It was going to be the pinnacle of their careers. Three athletes who sacrificed for years would play on the first U.S. women's Olympic hockey team.
They would be in Nagano now, battling for a medal with their loved ones watching proudly from the stands. Instead, their dreams were shattered.
Kelly O'Leary, Stephanie O'Sullivan and Erin Whitten were the last players cut.
"It ruined my life," O'Leary says. "It's changed my whole outlook, my whole faith in people."
It is the darker side of the Olympic story that so often spotlights the successes. Those left behind must deal with sorrow and bitterness that may never go away.
O'Sullivan already had endured too much pain for her 26 years. Her father died of cancer in 1990. Only 25 months later, the disease claimed her mother. But, growing up in Boston, hockey had been her life. It helped her through the tough times.
And the Olympics--with some of her seven brothers and three sisters cheering as she took the ice--would make all the hard work worthwhile.
"I've been through tragedy before and faced a lot of adversity," O'Sullivan says, "but nothing compares to this."
Whitten is taking it the best. A goalie, she knows she slumped at the wrong time, just before the cuts were made.
"I went through a grieving period and I moved on," she says.
As youngsters, they persevered through early-morning practices and barriers to women.
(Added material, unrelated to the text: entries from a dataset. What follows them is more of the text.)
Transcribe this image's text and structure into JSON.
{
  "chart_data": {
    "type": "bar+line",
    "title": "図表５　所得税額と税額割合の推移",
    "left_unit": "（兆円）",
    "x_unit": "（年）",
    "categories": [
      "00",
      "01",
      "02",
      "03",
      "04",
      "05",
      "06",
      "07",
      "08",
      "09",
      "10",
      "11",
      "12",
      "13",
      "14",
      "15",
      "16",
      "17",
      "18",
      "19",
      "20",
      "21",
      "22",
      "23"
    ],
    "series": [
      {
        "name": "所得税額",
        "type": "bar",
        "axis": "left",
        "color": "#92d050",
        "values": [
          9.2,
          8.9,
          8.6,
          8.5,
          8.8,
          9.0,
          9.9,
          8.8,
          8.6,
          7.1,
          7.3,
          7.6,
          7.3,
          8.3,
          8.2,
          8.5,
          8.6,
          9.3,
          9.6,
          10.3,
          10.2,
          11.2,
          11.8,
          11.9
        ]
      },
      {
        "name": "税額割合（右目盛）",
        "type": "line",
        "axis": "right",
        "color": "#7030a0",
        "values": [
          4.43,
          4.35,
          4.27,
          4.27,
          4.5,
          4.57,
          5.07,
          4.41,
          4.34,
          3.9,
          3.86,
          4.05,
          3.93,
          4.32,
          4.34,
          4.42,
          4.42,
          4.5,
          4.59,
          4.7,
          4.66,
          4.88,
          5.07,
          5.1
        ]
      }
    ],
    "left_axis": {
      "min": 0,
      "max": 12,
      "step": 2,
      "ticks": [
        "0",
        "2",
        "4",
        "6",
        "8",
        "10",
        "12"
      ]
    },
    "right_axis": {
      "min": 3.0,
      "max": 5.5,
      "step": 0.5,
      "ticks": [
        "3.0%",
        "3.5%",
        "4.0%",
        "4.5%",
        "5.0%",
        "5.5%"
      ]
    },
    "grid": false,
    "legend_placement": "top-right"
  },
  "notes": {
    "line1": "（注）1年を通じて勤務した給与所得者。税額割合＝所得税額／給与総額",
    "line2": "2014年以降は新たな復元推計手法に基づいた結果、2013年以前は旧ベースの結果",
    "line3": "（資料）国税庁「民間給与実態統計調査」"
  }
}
They became pioneers of their sport and three of the top U.S. players.
But the Olympics are going on without them.
Coach Ben Smith announced his choices the night of Dec. 20, a few hours after the Americans beat Olympic favorite Canada, 3-0, in Lake Placid, N.Y., to win the Three Nations Cup.
He gathered his 23 players and read the names of the 20 he'd take to Nagano. O'Leary and O'Sullivan were stunned by what they didn't hear--a blindside check from out of nowhere.
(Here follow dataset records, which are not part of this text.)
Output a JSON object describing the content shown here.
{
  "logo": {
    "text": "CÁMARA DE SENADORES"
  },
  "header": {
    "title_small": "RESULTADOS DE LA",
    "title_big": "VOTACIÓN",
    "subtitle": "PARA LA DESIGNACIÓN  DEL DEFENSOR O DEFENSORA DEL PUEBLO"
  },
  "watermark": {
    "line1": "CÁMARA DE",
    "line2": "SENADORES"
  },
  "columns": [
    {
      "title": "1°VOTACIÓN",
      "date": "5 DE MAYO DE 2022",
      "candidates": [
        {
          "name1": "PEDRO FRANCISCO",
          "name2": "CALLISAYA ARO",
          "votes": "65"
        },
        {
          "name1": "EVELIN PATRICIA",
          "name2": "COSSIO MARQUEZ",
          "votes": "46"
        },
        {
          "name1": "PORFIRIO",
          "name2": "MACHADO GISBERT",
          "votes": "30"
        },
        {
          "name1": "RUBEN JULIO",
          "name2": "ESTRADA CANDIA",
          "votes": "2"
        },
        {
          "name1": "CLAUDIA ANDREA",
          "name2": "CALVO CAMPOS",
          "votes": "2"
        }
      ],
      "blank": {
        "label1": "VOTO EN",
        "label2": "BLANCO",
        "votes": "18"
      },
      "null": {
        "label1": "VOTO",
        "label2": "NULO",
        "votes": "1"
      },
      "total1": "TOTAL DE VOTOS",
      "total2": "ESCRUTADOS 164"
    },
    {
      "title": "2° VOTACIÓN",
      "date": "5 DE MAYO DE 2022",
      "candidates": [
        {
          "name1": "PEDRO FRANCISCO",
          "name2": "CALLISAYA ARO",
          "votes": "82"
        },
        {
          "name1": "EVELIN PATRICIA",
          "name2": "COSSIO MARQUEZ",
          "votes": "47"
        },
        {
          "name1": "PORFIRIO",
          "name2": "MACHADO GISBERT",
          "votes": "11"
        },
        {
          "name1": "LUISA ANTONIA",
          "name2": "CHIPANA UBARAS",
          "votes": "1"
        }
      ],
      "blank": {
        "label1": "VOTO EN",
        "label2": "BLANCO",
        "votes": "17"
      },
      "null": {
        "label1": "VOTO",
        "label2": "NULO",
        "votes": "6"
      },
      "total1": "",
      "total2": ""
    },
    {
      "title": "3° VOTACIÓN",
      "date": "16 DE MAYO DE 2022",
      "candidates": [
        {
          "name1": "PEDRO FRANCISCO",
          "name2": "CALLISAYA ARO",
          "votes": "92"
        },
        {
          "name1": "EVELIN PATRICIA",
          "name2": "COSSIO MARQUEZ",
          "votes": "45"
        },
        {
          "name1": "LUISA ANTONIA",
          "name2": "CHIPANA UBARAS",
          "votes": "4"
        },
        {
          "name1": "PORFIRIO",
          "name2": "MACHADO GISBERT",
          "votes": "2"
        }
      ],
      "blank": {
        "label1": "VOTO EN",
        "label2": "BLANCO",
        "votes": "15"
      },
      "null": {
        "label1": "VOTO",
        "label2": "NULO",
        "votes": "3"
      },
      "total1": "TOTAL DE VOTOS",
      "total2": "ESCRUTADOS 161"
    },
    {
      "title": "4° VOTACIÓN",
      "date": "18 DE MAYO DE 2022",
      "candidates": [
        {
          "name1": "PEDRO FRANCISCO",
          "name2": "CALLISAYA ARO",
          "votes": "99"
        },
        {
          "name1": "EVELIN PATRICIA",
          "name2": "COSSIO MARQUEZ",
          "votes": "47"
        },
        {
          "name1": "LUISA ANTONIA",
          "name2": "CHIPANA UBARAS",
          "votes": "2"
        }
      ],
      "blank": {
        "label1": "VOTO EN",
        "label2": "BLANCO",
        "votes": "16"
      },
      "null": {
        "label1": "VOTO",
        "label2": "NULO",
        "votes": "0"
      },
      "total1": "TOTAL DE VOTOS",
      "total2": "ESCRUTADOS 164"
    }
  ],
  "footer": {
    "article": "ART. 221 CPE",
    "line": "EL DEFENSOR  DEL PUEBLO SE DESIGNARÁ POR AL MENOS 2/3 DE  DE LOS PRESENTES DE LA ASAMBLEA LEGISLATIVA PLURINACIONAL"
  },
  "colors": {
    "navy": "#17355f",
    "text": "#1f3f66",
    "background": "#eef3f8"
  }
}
"I thought it was a joke," O'Sullivan said. "I wanted to raise my hand and tell him he forgot my name. It was that obvious to everybody."
"I was completely in shock," said O'Leary. "I saw him in the hallway later and pointed my finger at him and I said, "you know I belong on this team.' He said, 'no you don't.' "
O'Leary had been a solid defenseman on the national team since its formation in 1990 and had put her career plans on hold to try for the Olympics. Her chances looked excellent after she was named last April to the all-tournament team at the world championships.
O'Sullivan, a national team member since 1994, played on the first line throughout the Olympic training that began last August.
They say they weren't cut because of their ability and, to this day, they don't know why. Players who meant so much to the growth of women's hockey are bitter that Smith didn't break the news privately.
"I'd much rather do it in front of the whole team," Smith said. "Everybody's got to face the music.
"While their length of service was great for women's hockey and, in particular, for USA hockey, I think all the players came into this knowing you can give your best and it might not be good enough."
He wouldn't reveal his reasons for the cuts.
"I don't want to tear those players down," he added. "They just got beaten out by better players."
No way, say O'Leary and O'Sullivan.
"There's something fishy about this whole thing because he cut two of the hardest workers. I don't think the truth will ever come out," O'Leary said. "There aren't many girls on the team that can even lace my skates."
"By cutting me, coach Smith has put himself above the team and above the country," O'Sullivan said. "Twenty members of the team would stand behind me as far as knowing I got a raw deal. He made a mistake."
O'Sullivan, more reserved than O'Leary, was named an alternate in case someone got hurt. That didn't happen.
Whitten, a 26-year-old University of New Hampshire graduate from Glens Falls, N.Y., has been on the national team since 1992. She is helping efforts to start a pro league and may try for the next Winter Olympics.
"I'm not the kind of person who's going to let that ruin my life," she said. But she had some rough nights when the team was about to leave for Nagano.
"Whether it's dream or nightmares, I don't know," she said.
The barely healed wounds are being rubbed raw by the start of the Olympics. Newspapers headline America's hopes. Television trumpets the glory of the Winter Games.
O'Leary and O'Sullivan had to get away. They're vacationing together in Florida and have no intention of watching the games they're convinced they should have been in.
O'Leary tried to escape before, spending three weeks in Switzerland last month where she skied and visited friends. Then she returned to her Auburn, Mass., home and her room filled with trophies, medals and plaques.
"I just don't look at the walls," she said. "Everybody says you've done so much to be proud of but none of that means anything anymore."
"She was like a zombie" after being cut, her mother Maureen says. "She didn't sleep at all. She couldn't eat and it's still almost the same way."